LLOYDS of London insurer Beazley withdrew its £180m offer for rival Lloyds firm Hardy Underwriters yesterday after failing to win an agreed deal and said it might now return cash to investors.
In a brief statement issued yesterday, Beazley said it had submitted a final offer of up to 350p per share for Hardy but the firm said it would only consider an offer substantially above this level.
The withdrawal of the offer was not unexpected. Beazley had initially offered 300p per share for Hardy in October but this was rejected by the underwriter as opportunistic and designed to exploit a low point in the insurance cycle. Beazley then said on 15 November it might pull the bid after its revised offer, increased to 330p per share from an initial 300p, was once again rejected by Hardy.
Beazley said it would now look at other growth strategies. Hardy shares fell 4.6 per cent to 269p. Beazley shares edged up 1.3 per cent to 115.3p on the announcement.
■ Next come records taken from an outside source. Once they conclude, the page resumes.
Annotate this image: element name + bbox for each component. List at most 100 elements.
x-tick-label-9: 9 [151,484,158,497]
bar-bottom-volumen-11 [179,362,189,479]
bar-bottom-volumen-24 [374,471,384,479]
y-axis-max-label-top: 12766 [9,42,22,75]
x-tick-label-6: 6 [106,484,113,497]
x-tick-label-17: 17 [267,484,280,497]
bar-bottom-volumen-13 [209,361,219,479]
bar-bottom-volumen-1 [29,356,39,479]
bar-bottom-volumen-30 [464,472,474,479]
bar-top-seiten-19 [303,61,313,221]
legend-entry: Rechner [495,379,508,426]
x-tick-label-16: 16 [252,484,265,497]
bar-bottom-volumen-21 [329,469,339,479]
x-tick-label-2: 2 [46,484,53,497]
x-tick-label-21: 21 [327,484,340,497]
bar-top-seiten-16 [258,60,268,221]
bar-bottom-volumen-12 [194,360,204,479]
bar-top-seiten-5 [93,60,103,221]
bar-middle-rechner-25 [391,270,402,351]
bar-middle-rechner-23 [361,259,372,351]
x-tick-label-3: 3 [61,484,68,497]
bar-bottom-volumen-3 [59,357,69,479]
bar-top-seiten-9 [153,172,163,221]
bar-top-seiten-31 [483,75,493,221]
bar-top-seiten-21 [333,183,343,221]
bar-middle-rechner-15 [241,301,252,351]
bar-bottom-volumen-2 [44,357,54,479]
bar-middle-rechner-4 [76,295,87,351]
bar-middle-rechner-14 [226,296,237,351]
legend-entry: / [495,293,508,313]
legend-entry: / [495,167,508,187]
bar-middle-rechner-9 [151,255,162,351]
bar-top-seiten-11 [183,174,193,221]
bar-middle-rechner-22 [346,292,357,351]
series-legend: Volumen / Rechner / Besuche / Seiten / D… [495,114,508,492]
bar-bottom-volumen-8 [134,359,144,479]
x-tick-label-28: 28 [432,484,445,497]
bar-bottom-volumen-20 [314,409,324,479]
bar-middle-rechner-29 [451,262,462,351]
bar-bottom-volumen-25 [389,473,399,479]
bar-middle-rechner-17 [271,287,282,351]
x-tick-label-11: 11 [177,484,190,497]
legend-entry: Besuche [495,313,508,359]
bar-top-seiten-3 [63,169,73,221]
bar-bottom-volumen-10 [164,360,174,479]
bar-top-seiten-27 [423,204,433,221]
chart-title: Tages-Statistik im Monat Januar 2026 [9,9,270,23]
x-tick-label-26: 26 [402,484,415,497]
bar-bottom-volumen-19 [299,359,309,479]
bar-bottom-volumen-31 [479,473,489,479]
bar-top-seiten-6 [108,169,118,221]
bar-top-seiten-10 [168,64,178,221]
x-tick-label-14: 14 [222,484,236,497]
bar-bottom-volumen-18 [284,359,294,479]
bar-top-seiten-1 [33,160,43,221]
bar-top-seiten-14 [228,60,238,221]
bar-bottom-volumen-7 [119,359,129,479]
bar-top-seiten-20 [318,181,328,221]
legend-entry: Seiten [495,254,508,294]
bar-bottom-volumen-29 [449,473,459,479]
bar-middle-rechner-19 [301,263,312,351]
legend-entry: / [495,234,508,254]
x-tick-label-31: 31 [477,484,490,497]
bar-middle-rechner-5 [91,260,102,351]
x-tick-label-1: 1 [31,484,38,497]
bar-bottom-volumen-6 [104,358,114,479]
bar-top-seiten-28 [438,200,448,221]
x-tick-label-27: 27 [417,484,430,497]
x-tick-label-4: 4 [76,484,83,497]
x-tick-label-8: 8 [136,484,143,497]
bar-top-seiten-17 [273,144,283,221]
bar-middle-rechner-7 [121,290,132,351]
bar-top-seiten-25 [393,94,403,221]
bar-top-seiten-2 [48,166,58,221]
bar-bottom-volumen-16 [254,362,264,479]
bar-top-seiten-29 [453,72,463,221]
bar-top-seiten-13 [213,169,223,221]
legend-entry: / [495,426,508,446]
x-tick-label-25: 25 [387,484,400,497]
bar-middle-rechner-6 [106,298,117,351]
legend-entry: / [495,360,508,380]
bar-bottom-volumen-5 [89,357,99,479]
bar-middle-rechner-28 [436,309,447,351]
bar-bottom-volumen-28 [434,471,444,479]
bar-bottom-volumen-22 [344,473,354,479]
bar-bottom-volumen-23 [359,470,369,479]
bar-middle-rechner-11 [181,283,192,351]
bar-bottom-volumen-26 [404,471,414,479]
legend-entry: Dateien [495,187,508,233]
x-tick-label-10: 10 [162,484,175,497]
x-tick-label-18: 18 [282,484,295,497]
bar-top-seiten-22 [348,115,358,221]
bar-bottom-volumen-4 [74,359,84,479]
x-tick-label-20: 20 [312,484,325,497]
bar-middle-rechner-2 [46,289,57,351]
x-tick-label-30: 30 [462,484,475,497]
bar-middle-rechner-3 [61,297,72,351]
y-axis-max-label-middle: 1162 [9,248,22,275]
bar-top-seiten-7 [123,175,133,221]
“We will continue to look at ways to grow in the United States, at Lloyd’s of London and in Europe,” said chief executive Andrew Horton
Horton said Beazley could continue to look for acquisitions but added: “If we end up with surplus capital, I am sure we will look at ways of handing back cash to shareholders.”
Lloyd’s of London insurers have been at the centre of takeover speculation as a difficult trading environment has weighed on their share prices, opening up potentially attractive acquisition opportunities. In October, a four-month takeover battle led to Brit Insurance agreeing to be taken over by buyout firms Apollo Management and CVC Capital Partners.